4 October 2024
Between the rise of artificial intelligence and the proliferation of “fake news,” living in the 21st-century can sometimes feel a bit surreal. That is why there is perhaps no better time to revisit the 20th century’s Surrealism movement, never mind that 2024 marks 100 years since the publication of André Breton’s pivotal Manifesto of Surrealism in which the French writer and poet called for a new kind of art that is guided by the unconscious and “free from any control by reason.”
To celebrate the centenary of what became a huge cultural movement that still influences artists today, the Centre Pompidou in Paris has mounted a sprawling multidisciplinary exhibition that not only showcases the French roots of Surrealism, but its global reach. Curated by Didier Ottinger and Marie Sarré, the show features over 500 artworks and objects, ranging from paintings, drawings to sculptures, and poems to manuscripts.
Inspired by the labyrinthine structure of Surrealist exhibitions in the past, visitors follow the exhibition through a spiral layout. On special loan from the Bibliothèque nationale de France, the original manuscript of Breton’s Manifeste du surréalisme is the starting point to the exhibition, with a surrounding audiovisual installation that explores the origins and significance of the manifesto, setting the dreamlike tone for the rest of the show.
Breton was influenced by the works of Sigmund Freud, particularly the ideas surrounding the unconscious mind, dreams, and free association. He sought to create a new art movement that explored these ideas, stating, “I believe in the future resolution of these two states, dream and reality, which are seemingly so contradictory, into a kind of absolute reality, a surreality.”

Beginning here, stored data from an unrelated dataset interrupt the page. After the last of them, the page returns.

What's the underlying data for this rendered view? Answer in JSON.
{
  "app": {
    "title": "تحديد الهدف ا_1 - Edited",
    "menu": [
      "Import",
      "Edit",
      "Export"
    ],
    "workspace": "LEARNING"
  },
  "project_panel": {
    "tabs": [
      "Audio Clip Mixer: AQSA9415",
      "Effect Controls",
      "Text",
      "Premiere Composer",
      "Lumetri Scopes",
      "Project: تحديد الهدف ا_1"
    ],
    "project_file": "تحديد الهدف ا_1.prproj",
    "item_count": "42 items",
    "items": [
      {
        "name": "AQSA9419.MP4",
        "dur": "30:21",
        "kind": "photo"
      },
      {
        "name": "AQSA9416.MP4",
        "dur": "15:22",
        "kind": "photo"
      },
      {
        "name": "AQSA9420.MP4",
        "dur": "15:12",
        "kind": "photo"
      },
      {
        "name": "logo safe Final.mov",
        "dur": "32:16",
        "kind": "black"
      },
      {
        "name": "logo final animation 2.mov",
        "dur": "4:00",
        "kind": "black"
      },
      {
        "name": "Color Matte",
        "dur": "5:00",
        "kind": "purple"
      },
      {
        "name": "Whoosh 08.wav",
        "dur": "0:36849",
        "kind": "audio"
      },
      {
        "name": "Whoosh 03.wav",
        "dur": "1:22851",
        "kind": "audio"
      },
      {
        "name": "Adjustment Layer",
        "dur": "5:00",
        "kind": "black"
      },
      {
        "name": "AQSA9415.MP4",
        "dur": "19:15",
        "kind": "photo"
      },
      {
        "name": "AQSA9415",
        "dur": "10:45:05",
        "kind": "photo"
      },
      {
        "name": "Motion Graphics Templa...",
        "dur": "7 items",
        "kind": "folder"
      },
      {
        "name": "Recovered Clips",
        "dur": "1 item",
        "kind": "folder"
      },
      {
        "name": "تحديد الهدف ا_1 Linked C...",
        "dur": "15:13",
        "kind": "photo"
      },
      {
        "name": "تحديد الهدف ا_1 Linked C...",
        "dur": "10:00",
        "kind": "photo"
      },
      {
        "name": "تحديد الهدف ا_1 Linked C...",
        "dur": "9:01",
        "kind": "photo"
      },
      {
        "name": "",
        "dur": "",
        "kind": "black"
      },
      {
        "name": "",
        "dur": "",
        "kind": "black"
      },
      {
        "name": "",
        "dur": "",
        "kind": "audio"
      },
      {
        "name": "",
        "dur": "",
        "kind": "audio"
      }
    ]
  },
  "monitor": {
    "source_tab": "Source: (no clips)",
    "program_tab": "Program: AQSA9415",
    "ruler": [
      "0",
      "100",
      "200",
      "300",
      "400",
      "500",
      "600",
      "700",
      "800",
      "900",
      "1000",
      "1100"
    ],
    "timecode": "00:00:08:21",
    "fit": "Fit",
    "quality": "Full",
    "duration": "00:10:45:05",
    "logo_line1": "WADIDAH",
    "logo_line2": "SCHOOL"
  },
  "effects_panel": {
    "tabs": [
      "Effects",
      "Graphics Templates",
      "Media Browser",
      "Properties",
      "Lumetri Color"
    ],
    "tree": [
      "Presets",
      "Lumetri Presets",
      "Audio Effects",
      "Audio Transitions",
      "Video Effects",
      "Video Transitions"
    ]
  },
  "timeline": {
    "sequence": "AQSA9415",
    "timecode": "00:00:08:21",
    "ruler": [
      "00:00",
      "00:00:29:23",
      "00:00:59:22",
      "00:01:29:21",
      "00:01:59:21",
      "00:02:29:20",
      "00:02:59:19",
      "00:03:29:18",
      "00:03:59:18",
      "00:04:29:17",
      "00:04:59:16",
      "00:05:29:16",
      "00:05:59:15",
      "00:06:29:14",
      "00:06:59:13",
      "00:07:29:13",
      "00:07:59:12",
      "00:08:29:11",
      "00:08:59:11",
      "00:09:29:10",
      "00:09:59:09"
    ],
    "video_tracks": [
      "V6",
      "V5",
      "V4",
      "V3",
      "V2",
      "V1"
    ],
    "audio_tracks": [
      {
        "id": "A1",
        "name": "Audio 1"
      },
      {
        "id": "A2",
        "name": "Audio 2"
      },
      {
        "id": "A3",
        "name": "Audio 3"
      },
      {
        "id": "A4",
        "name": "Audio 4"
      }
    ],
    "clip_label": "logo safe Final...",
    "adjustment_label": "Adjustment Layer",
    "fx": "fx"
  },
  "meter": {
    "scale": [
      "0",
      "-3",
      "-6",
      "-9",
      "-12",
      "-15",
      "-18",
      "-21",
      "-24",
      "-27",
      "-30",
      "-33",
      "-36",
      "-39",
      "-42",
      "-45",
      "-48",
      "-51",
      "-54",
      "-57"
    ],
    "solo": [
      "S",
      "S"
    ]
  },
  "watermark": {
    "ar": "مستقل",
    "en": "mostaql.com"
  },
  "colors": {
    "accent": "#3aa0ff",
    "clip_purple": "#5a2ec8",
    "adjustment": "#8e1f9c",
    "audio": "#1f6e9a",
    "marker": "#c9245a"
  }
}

The exhibition layout is divided into 13 thematic sections, each exploring different facets of Surrealism. These range from the literary influences that shaped the movement, such as the works of Lautréamont and Lewis Carroll, to the mythical and fantastical elements that became central to Surrealist imagery—dreams, the philosopher’s stone, and forests, amongst many more. Reality and fantasy have been blurred within these exhibition walls, creating a space where the ordinary merges into the extraordinary.
In true Surrealist fashion, the exhibition features a wide range of media, including paintings, drawings, films, photographs, and literary documents. Many iconic works are on display, loaned from international collections. These include Salvador Dalí’s The Great Masturbator from Madrid’s Museo Reina Sofía, René Magritte’s Personal Values from the San Francisco Museum of Modern Art, Max Ernst’s The Large Forest from the Kunstmuseum in Basel, and Joan Miró’s Dog Barking at the Moon from the Philadelphia Museum of Art. The works provide a comprehensive overview of the movement’s diversity, in styles and themes.
In addition to showcasing well-known male artists, the exhibition spotlights the long-overlooked contributions of women to Surrealism, mirroring a wider trend both in museums and the art market. To wit: Just this spring, Leonora Carrington’s Les Distractions de Dagobert (1945) set an auction record for the Surrealist painter when it sold for $ 28.5 million at Sotheby’s, obliterating the artist’s previous record of $3.3 million set just two years ago.